Kеduа, dikala memilikinya ia berniat untuk memperdagangkannya. Jika dia tidak meniatkan demikian ketika memilikinya, maka tidak menjadi barang perniagaan meskipun beliau meniatkan setelahnya.
Jika seseorang memilikinya dengan cara mewarisi dan berencana buat diperdagangkan, maka tidak menjadi barang perniagaan (yang dikenai zakat) karena hukum yang berasal harta warisan merupakan bagi dimiliki (eksklusif) bukan untuk diperdagangkan, sedangkan untuk perdagangan adalah hal yg gres datang, maka tidak bisa menjadi barang dagangan (yang kena zakat) hanya sekedar niat, sebagaimana jikalau seseorang berniat safar, maka belum berlaku aturan safar tanpa adanya praktek, sehingga jikalau seseorang membeli barang untuk didagangkan tetapi niatnya buat pribadi, maka barang-barang itu menjadi barang-barang langsung dan gugurlah zakat daripadanya.
Bagaimanakah Mengeluarkan Zakat Perdagangan?
Barang siapa yg memiliki barang dagangan yang telah meraih nishab dan telah berlalu haul baginya, maka ia menilainya di akhir tahun dan beliau keluarkan zakatnya 1/40 dari nilai(jumlah keseluruhan)nya.

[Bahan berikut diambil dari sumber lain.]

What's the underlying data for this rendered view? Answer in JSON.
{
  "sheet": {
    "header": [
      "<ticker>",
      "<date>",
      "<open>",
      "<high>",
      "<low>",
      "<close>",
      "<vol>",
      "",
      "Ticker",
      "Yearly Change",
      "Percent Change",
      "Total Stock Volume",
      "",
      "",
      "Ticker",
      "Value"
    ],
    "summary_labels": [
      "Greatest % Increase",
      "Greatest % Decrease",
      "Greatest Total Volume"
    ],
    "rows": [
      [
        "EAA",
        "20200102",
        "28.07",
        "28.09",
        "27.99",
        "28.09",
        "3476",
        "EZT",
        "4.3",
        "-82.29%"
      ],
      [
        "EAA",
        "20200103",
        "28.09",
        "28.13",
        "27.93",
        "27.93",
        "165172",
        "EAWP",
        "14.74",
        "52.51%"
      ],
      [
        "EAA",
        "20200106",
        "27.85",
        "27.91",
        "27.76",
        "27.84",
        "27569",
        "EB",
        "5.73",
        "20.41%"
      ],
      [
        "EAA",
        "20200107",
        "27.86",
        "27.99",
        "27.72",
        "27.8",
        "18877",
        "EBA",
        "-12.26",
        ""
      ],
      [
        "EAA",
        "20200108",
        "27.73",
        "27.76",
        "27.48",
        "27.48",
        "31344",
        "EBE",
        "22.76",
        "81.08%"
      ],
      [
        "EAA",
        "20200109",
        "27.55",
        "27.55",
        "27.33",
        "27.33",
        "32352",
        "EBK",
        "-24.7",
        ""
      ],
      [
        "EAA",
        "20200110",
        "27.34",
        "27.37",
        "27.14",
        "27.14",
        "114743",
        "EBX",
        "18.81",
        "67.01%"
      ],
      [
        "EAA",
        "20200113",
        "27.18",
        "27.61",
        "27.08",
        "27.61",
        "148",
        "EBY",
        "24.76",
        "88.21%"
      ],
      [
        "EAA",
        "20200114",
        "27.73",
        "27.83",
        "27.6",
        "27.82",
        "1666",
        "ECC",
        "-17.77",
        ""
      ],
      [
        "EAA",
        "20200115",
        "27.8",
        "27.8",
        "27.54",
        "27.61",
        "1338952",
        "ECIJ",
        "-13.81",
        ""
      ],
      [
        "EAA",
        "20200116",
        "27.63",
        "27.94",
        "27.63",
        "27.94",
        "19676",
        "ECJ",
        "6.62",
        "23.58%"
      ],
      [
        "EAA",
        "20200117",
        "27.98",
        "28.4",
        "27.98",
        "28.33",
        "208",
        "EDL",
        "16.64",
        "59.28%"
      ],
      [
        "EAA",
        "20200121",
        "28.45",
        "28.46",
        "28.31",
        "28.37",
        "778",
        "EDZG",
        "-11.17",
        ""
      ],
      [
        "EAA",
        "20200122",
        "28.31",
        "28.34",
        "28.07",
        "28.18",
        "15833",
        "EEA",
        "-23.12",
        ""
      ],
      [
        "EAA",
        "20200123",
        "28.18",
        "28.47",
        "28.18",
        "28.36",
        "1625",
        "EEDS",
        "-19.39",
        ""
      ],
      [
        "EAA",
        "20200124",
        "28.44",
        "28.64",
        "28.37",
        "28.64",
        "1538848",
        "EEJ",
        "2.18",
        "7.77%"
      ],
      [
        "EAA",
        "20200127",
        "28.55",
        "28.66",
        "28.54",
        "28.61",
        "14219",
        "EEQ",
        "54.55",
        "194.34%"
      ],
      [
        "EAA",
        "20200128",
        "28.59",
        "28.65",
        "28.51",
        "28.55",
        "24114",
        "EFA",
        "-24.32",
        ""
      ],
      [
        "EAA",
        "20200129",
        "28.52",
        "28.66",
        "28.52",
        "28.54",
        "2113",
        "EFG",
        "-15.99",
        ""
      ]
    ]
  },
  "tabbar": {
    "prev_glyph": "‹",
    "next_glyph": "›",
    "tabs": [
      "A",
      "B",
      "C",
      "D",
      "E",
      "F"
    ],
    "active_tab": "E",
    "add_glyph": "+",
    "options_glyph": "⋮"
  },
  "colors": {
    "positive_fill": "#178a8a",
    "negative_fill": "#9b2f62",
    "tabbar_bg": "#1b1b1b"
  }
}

Demikianlah yg dijalankan oleh seorang pedagang dalam harta dagangannya setiap tahun, dan tidak dimulai haul hingga harta barang jualan miliknya itu meraih nishab[1]. Oleh alasannya adalah itu, jika seseorang memiliki harta yg nilainya di bawah nishab, kemudian berlalu beberapa bulan dan dalam keadaan seperti itu, dahulu nilai atau harganya naik sehingga mencapai nishab atau ia memasarkan dengan bayaran yg seharga nishab, atau di sela-sela setahun itu ia memiliki harta barang jualan lainnya atau bayaran yang menjadikannya mencapai nishab, maka saat itu dihitunglah awal haulnya sedangkan sebelumnya tidak dijumlah. Ini ialah usulan Tsauri, ulama madzhab Hanafiyyah, Syafi’i, Ishaq, Abu Ubaid, Abu Tsaur, dan Ibnul Mundzir.
Lalu apabila berkurang nishab di sela-sela haul namun tepat di kedua penghujungnya (permulaan dan final), maka menurut Imam Abu Hanifah haulnya tidak terputus, alasannya kriteria bahwa nishab harus terpenuhi dalam semua haulnya sangat sukar.
Adapun berdasarkan ulama madzhab Hanbali, bahwa bila terjadi kekurangan di sela-sela haul kemudian bertambah lagi meraih nishab, maka dimulai haulnya ketika sudah bertambah mencapai nishab itu, alasannya adalah menjadi terputus haulnya saat berkurang dari nishab di sela-sela haul.
Bersambung...
Wаllаhu а’lаm, wа ѕhаllаllаhu ‘аlаа nаbіууіnаа Muhаmmаd wа ‘аlаа ааlіhі wа ѕhаhbіhі wа ѕаllаm.
Marwan bin Musa
Mаrаjі’: Fіԛhuѕ Sunnаh (Syaikh Sayyid Sabiq), Tаmаmul Mіnnаh (Syaikh M. Nashiruddin Al Albani), Mаktаbаh Sуаmіlаh mоdеl 3.45, dll.
[1] Imаm Mаlіk bеrреndараt, bаhwа hаul (zаkаt juаl bеlі) bіѕа dіmulаі mеѕkірun bеlum mеnсараі nіѕhаb, dіmаnа bіlа аkhіr tаhun tеlаh mеrаіh nіѕhаb, mаkа іа kеluаrkаn zаkаtnуа.